Great Soundtrack With Solid Sound Effects

The soundtrack for American Fugitive really stood out because it consists mostly of country-rock, which is not something you get in most games these days. A lot of modern action titles consists almost of either rap music or rock music or some variation of the two. Country is almost never on the charts in video games, so it was a nice surprise here and it quintessentially fit the atmosphere perfectly.

The music isn’t constant, and the tracks are limited, but what’s there works, and what works is a great fit for the missions, atmosphere, and action present in American Fugitive.

The sound effects – while they aren’t there in plentiful abundance – are good enough to bring the action to life. It’s not one of those games that needs the level of audio ambiance that you might find in Red Dead Redemption 2 or Star Citizen, but you do get a great sense of rural farm life within the setting. The vehicles sound like old V6 and V8 monsters from the 80s, while the weapons have an audible punch equivalent to their in-game effect, creating a synergy between what you hear and what you see on the screen.

There is no voice-acting (though, to be fair, I’m somewhat thankful for it given that it’s overdone a lot of times in many AAA games), so there’s nothing much to judge there. But where the audio counts is what fits best for the experience that American Fugitive delivers. It just works.

Technical Specs

Let’s be real here, the game has a decent enough pseudo-cel-shaded art-style, but it’s by no means pulchritudinous. You won’t be writing home about the shadows, ambient occlusion, texture quality, or model geometry. The entities are modeled well enough insofar that you can very obviously tell one thing from another, and the texture work is good enough to convey what’s intended to be visually rendered on screen to match the story, atmosphere and setting, but there’s no stringent visual standards here to push the Switch to its limits… which is actually a good thing.

The 720p resolution leaves a lot to be desired on the sharpness front, but it’s obviously done to reduce the load on the Switch’s GPU, wherein there are certainly struggles to be had by the system overall when you hit a 5-star wanted rating and the military sends tanks after you. It’s not so obvious that the frame-rate renders the game unplayable, but it can become noticeable at times. Thankfully it’s never so intrusive as to interfere with input latency or the control mechanisms.

As far as technical shortcomings are concerned, the AI can be a bit dumb when engaged in shootouts. They either run at you with melee weapons or simply surround you and fire away when they’re armed with projectiles. Enemies that would run, hide, or seek cover would have made for more dynamic gunplay, but I guess when it comes to a budget open-world game, beggars can’t be choosers.

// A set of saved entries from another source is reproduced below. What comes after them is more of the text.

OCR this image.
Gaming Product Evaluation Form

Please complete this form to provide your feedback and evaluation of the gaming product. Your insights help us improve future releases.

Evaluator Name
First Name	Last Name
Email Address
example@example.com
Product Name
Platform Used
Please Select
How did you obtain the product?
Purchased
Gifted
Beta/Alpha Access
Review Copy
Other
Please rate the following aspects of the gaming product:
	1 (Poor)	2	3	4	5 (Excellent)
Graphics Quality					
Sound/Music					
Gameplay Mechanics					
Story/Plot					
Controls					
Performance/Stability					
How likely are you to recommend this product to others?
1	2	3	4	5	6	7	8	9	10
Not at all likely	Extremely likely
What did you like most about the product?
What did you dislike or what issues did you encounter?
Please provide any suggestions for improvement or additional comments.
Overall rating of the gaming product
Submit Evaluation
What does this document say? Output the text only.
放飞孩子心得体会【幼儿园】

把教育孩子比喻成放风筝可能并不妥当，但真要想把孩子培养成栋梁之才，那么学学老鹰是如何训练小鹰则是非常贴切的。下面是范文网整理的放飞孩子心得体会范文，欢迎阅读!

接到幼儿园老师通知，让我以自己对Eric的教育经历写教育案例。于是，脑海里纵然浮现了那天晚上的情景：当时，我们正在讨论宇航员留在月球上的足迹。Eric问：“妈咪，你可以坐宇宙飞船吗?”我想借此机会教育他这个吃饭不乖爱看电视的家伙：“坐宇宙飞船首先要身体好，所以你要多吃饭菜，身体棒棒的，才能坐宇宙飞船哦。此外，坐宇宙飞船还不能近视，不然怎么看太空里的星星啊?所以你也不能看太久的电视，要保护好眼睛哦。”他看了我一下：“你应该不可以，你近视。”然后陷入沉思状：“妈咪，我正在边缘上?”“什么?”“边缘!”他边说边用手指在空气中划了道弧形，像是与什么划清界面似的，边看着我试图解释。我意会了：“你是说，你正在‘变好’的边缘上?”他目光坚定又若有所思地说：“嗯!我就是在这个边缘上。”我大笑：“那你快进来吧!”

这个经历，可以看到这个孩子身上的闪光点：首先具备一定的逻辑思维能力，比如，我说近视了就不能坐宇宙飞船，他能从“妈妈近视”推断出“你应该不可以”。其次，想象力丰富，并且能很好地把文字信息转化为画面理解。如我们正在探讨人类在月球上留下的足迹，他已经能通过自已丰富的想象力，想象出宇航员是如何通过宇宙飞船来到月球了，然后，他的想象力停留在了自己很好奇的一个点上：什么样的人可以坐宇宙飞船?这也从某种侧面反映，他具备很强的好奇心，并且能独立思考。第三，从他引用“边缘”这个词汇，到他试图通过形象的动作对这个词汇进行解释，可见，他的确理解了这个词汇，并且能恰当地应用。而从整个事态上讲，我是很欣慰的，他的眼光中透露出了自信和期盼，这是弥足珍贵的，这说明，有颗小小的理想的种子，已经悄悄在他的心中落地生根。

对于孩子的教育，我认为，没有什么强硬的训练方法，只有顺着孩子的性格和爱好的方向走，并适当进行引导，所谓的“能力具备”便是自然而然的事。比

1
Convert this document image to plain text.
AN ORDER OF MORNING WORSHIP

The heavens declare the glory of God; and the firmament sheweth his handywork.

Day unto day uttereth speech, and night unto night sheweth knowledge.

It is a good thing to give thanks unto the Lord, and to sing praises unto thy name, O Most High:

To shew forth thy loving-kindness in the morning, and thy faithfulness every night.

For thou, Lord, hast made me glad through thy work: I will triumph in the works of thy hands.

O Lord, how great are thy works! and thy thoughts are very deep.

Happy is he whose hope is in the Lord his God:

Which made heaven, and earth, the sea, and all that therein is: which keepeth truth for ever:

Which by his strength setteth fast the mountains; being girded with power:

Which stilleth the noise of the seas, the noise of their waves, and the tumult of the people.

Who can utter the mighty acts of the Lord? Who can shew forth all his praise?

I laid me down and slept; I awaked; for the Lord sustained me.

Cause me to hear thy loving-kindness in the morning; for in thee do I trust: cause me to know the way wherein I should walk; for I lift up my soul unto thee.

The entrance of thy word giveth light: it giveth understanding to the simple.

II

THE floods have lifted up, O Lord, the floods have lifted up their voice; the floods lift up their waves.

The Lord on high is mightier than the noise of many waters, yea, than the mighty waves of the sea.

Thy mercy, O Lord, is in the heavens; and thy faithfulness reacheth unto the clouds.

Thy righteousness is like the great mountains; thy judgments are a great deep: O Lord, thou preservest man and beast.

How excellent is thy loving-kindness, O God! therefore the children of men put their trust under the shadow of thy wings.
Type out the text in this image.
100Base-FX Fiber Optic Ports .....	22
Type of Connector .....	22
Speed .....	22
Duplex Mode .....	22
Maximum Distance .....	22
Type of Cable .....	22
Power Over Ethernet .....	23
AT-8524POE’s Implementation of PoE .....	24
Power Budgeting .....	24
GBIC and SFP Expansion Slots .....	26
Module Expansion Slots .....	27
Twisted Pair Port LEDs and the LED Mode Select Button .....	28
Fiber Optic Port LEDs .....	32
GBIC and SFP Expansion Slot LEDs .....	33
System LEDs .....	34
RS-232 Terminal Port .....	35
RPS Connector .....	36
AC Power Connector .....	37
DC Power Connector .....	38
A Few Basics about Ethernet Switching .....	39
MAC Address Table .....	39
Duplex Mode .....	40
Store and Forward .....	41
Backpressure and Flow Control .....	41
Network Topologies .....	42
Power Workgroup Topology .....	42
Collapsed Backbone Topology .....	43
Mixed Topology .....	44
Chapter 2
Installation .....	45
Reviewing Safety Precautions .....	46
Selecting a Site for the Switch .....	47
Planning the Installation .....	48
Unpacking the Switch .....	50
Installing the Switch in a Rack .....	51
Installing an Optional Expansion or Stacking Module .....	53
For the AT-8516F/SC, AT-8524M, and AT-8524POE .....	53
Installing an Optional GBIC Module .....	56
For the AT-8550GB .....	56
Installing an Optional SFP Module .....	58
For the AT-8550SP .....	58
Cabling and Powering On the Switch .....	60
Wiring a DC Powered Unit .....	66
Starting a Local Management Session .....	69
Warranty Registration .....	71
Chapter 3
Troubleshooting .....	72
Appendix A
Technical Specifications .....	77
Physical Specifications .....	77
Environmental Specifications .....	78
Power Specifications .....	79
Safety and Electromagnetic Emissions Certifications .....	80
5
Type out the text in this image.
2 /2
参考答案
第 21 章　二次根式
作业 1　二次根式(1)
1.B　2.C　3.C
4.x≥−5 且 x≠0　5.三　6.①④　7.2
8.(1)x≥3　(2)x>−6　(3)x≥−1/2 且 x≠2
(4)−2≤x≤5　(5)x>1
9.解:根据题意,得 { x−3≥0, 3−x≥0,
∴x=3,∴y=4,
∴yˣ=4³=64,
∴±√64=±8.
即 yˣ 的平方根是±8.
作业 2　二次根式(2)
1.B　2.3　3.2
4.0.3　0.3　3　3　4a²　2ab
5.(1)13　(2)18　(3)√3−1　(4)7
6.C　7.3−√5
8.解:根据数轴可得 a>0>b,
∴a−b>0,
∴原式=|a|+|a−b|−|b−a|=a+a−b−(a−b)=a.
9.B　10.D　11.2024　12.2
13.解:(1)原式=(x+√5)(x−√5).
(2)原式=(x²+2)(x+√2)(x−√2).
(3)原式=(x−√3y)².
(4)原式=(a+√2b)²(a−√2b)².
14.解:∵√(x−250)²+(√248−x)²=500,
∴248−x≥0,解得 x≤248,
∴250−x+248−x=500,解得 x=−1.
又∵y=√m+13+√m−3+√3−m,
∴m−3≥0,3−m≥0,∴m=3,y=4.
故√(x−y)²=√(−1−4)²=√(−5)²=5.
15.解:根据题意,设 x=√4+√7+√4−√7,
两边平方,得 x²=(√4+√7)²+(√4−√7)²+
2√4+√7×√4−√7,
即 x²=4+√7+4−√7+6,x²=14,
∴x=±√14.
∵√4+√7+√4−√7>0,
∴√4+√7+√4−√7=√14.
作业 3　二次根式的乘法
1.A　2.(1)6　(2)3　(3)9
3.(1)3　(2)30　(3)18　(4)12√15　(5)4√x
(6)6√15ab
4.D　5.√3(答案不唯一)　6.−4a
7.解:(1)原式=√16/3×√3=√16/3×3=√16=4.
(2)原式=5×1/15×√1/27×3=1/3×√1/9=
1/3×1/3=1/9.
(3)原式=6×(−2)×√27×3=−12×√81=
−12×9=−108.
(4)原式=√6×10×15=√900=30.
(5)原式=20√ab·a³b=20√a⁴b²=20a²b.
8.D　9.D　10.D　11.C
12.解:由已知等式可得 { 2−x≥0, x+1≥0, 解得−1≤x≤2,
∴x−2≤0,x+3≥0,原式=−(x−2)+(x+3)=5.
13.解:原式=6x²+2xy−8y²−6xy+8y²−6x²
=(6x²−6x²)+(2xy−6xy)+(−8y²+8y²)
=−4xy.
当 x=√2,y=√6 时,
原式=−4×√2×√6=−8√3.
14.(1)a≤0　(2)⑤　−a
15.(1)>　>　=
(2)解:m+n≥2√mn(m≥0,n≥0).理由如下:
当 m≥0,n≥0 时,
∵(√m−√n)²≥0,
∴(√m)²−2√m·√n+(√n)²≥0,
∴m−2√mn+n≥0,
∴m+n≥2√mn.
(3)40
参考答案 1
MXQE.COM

Additionally, the game does take a while to load up. Initial load times can be excruciating especially if you’re focused solely on the game and you aren’t multitasking. However, on the upside, once the initial load is done, like all Unity games, the main gameplay is pretty smooth and the loading isn’t issue unless you travel to a new district.

Overall Verdict

I have to say that American Fugitive is well worth playing if you have a Nintendo Switch. It’s really the only game of its kind, set in the kind of era that it is, and allowing you to play through the game with a level of freedom and fun-factors without beating you over the head with sociopolitical commentary or pushing a regressive message.

You get to play as fettle, straight, white-male who isn’t undermined by a female deuteragonist, nor is the character upstaged to make room for a BiPoc character. Instead, you get to play through an enjoyable crime thriller that takes the necessary twists and turns but doesn’t leave you feeling as if it jumped the shark. With a few narrative choices left up to the player to determine the ending, American Fugitive has just enough leeway to warrant potential multiple playthroughs and enough side-activities to fill out maybe a total of 10 – 12 hours of gameplay. Given the scarcity of games like this on the Switch, it’s a definite must-buy for anyone who enjoys isometric action titles or open-world crime games.